La prima tende a garantire il corretto uso del territorio urbano, e, quindi, lo ius edificandi non può essere esercitato se non quando gli strumenti urbanistici siano perfezionati (garantendo la compatibilità degli interessi individuali con quelli collettivi); la seconda, invece, mira ad adeguare il prelievo fiscale alle variazioni dei valori economici dei suoli, che si registrano e progrediscono, in parallelo, dal sorgere della mera aspettativa dello ius edificandi, fino al perfezionamento dello stesso. Ne consegue, che le chiavi di lettura dei due comparti normativi possono essere legittimamente differenti. Infatti, non bisogna confondere lo ius edificandi con lo ius valutandi, che poggiano su differenti presupposti. Il primo sul perfezionamento delle relative procedure, il secondo sull'avvio di tali procedure. Non si può costruire se prima non sono definite tutte le norme di riferimento. Invece, si può valutare un suolo considerato "a vocazione edificatoria", anche prima del completamento delle relative procedure. Anche perché i tempi ancora necessari per il perfezionamento delle procedure, con tutte le incertezze riferite anche a quelli che potranno essere i futuri contenuti prescrittivi, entrano in gioco come elementi di valutazione al ribasso.

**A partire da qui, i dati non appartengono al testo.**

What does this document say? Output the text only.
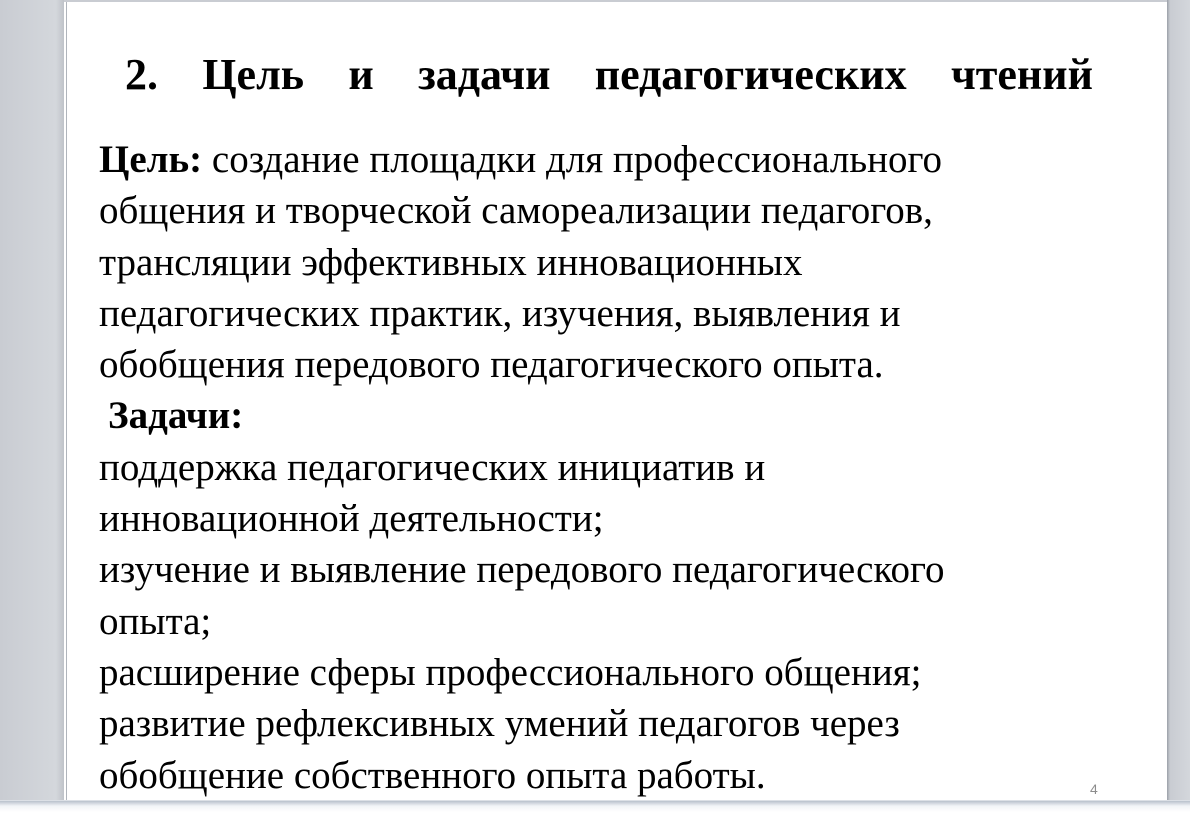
2. Цель и задачи педагогических чтений
Цель: создание площадки для профессионального
общения и творческой самореализации педагогов,
трансляции эффективных инновационных
педагогических практик, изучения, выявления и
обобщения передового педагогического опыта.
Задачи:
поддержка педагогических инициатив и
инновационной деятельности;
изучение и выявление передового педагогического
опыта;
расширение сферы профессионального общения;
развитие рефлексивных умений педагогов через
обобщение собственного опыта работы.	4
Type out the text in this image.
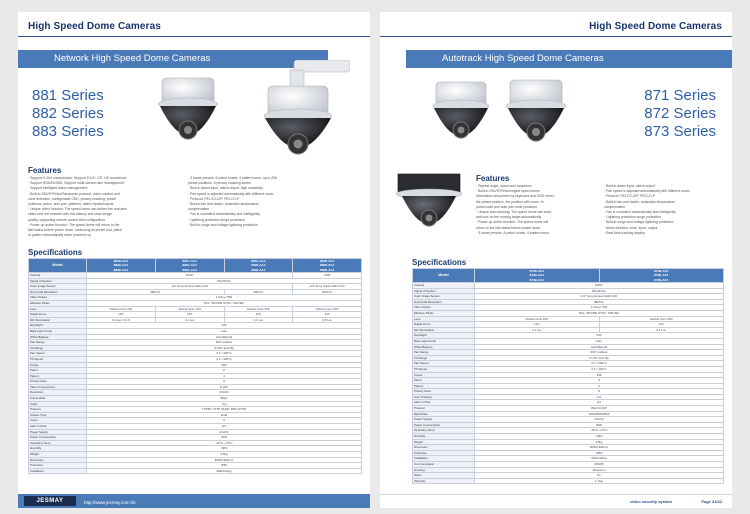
High Speed Dome Cameras
Network High Speed Dome Cameras
881 Series
882 Series
883 Series
Features
· Support H.264 compression; Support D1/4*, CIF, HD resolutions
· Support IE/SMS/SDK; Support multi-stream user management
· Support intelligent alarm management
· Built-in ONVIF/Pelco/Panasonic protocol, video content and
zone detection, configurable OSD, privacy masking, preset
positions, patrol, auto pan, patterns, alarm inputs/outputs
· Unique video function: The speed dome can deliver the real-time
video over the network with low latency and clear image
quality, supporting remote control and configuration
· Power up action function: The speed dome will return to the
last status before power down, continuing its preset tour, patrol
or pattern automatically when powered up
· 3 frame presets, 8 patrol routes, 4 pattern tours, up to 256
preset positions, 8 privacy masking zones
· Built-in alarm input, alarm output, high sensitivity
· Pan speed is adjusted automatically with different zoom
· Protocol: PELCO-D/P, PELCO-P
· Built-in fan and heater, automatic temperature
compensation
· Fan is controlled automatically and intelligently
· Lightning protection surge protection
· Built-in surge and voltage lightning protection
Specifications
Model	881B-AA4
882B-AA4
883B-AA4	881C-AA4
882C-AA4
883C-AA4	881E-AA4
882E-AA4
883E-AA4	881D-AC4
882D-AC4
883D-AC4
Camera	SONY			CNB
Signal of System	PAL/NTSC			
Color Image Sensor	1/4" Sony Exview HAD CCD			1/3" Sony Super HAD CCD
Horizontal Resolution	480TVL		530TVL	540TVL
Video Output	1.0Vp-p 75Ω			
Effective Pixels	PAL: 752×582 NTSC: 768×494			
Lens	Optical zoom 18X	Optical zoom 22X	Optical zoom 36X	Optical zoom 30X
Digital Zoom	12X	12X	12X	12X
Min Illumination	0.1 Lux / F1.6	0.1 Lux	0.1 Lux	0.5 Lux
Day/Night	ICR			
Back Light Comp	Auto			
White Balance	Auto/Manual			
Pan Range	360° endless			
Tilt Range	0°~90° auto flip			
Pan Speed	0.1°~240°/s			
Tilt Speed	0.1°~120°/s			
Preset	256			
Patrol	8			
Pattern	4			
Privacy Zone	8			
Video Compression	H.264			
Resolution	D1/CIF			
Frame Rate	25fps			
Audio	Yes			
Protocol	TCP/IP, HTTP, DHCP, DNS, RTSP			
Stream Type	Dual			
Users	5			
Alarm In/Out	2/1			
Power Supply	AC24V			
Power Consumption	30W			
Operating Temp	-40°C~+70°C			
Humidity	<90%			
Weight	3.5kg			
Dimension	Φ220×300mm			
Protection	IP66			
Installation	Wall/Ceiling			
JESMAY	http://www.jesmay.com.hk
High Speed Dome Cameras
Autotrack High Speed Dome Cameras
871 Series
872 Series
873 Series
Features
· Repeat angle, speed and sequence
· Built-in ONVIF/Pelco/engine speed dome
information and preset by keyboard and OSD menu,
the preset position, the position with zoom 1x,
patrol route and auto pan route positions
· Unique auto-tracking: The speed dome can track
and lock on the moving target automatically
· Power up action function: The speed dome will
return to the last status before power down
· 3 frame presets, 8 patrol routes, 4 pattern tours
· Built-in alarm input, alarm output
· Pan speed is adjusted automatically with different zoom
· Protocol: PELCO-D/P, PELCO-P
· Built-in fan and heater, automatic temperature
compensation
· Fan is controlled automatically and intelligently
· Lightning protection surge protection
· Built-in surge and voltage lightning protection
· Alarm function: zone, input, output
· Real-time tracking display
Specifications
Model	871B-AA4
872B-AA4
873B-AA4	871B-AC4
872B-AC4
873B-AC4
Camera	SONY	
Signal of System	PAL/NTSC	
Color Image Sensor	1/4" Sony Exview HAD CCD	
Horizontal Resolution	480TVL	
Video Output	1.0Vp-p 75Ω	
Effective Pixels	PAL: 752×582 NTSC: 768×494	
Lens	Optical zoom 18X	Optical zoom 36X
Digital Zoom	12X	12X
Min Illumination	0.1 Lux	0.1 Lux
Day/Night	ICR	
Back Light Comp	Auto	
White Balance	Auto/Manual	
Pan Range	360° endless	
Tilt Range	0°~90° auto flip	
Pan Speed	0.1°~240°/s	
Tilt Speed	0.1°~120°/s	
Preset	256	
Patrol	8	
Pattern	4	
Privacy Zone	8	
Auto Tracking	Yes	
Alarm In/Out	2/1	
Protocol	PELCO-D/P	
Baud Rate	2400/4800/9600	
Power Supply	AC24V	
Power Consumption	30W	
Operating Temp	-40°C~+70°C	
Humidity	<90%	
Weight	3.5kg	
Dimension	Φ220×300mm	
Protection	IP66	
Installation	Wall/Ceiling	
Communication	RS485	
Housing	Aluminum	
Wiper	No	
Warranty	1 Year	
video security system	Page 31/32
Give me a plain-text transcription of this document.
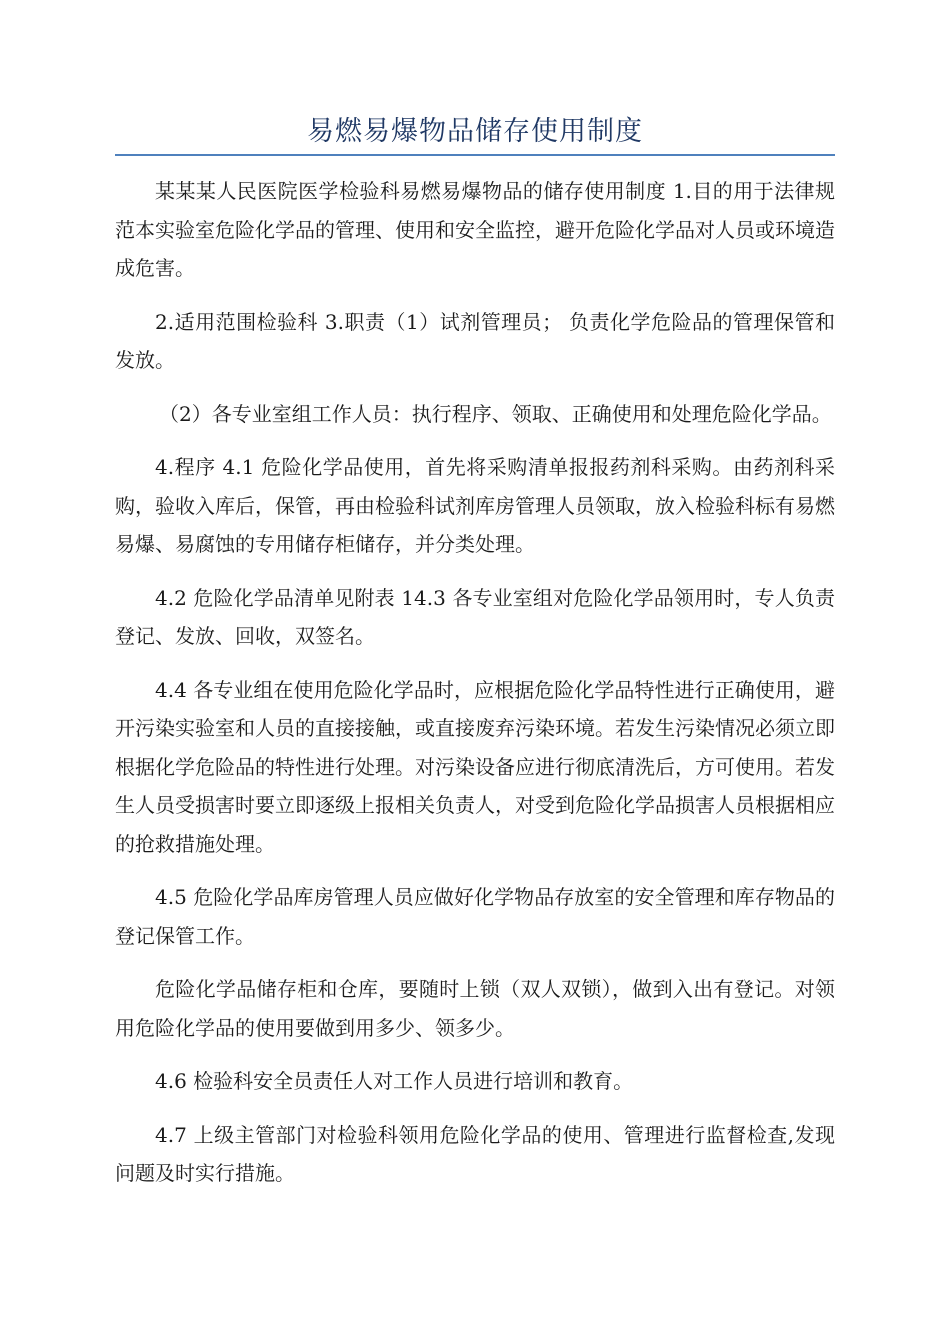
易燃易爆物品储存使用制度

某某某人民医院医学检验科易燃易爆物品的储存使用制度 1.目的用于法律规范本实验室危险化学品的管理、使用和安全监控，避开危险化学品对人员或环境造成危害。

2.适用范围检验科 3.职责（1）试剂管理员； 负责化学危险品的管理保管和发放。

（2）各专业室组工作人员：执行程序、领取、正确使用和处理危险化学品。

4.程序 4.1 危险化学品使用，首先将采购清单报报药剂科采购。由药剂科采购，验收入库后，保管，再由检验科试剂库房管理人员领取，放入检验科标有易燃易爆、易腐蚀的专用储存柜储存，并分类处理。

4.2 危险化学品清单见附表 14.3 各专业室组对危险化学品领用时，专人负责登记、发放、回收，双签名。

4.4 各专业组在使用危险化学品时，应根据危险化学品特性进行正确使用，避开污染实验室和人员的直接接触，或直接废弃污染环境。若发生污染情况必须立即根据化学危险品的特性进行处理。对污染设备应进行彻底清洗后，方可使用。若发生人员受损害时要立即逐级上报相关负责人，对受到危险化学品损害人员根据相应的抢救措施处理。

4.5 危险化学品库房管理人员应做好化学物品存放室的安全管理和库存物品的登记保管工作。

危险化学品储存柜和仓库，要随时上锁（双人双锁），做到入出有登记。对领用危险化学品的使用要做到用多少、领多少。

4.6 检验科安全员责任人对工作人员进行培训和教育。

4.7 上级主管部门对检验科领用危险化学品的使用、管理进行监督检查,发现问题及时实行措施。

In definitiva, la equiparazione legislativa di tutte le aree che non possono considerarsi "non inedificabili", non significa che queste abbiano tutte lo stesso valore.

Con la perdita dell'inedificabilità di un suolo (cui normalmente, ma non necessariamente, si accompagna un incremento di valore) si apre soltanto la porta alla valutabilità in concreto dello stesso. È evidente che, in sede di valutazione, la minore o maggiore attualità e potenzialità della edificabilità dovrà essere considerata ai fini di una corretta valutazione del valore venale delle stesse, ai sensi dell'art. 5, comma 5, del D.Lgs. n. 504/1992, per l'Ici, e 51, comma 3, del D.P.R. n. 131/1986, per l'imposta di registro.

Pertanto, ai fini dell'applicazione del D.Lgs. 504/1992, un'area è da considerarsi fabbricabile se utilizzabile a scopo edificatorio in base allo strumento urbanistico generale adottato dal comune, indipendentemente dall'approvazione della regione e dall'adozione di strumenti attuativi del medesimo: in tal caso, l'Ici deve essere dichiarata e liquidata sulla base del valore venale in comune commercio, tenendo conto anche di quanto sia effettiva e prossima la utilizzabilità a scopo edificatorio del suolo, e di quanto possano incidere gli ulteriori eventuali oneri di urbanizzazione.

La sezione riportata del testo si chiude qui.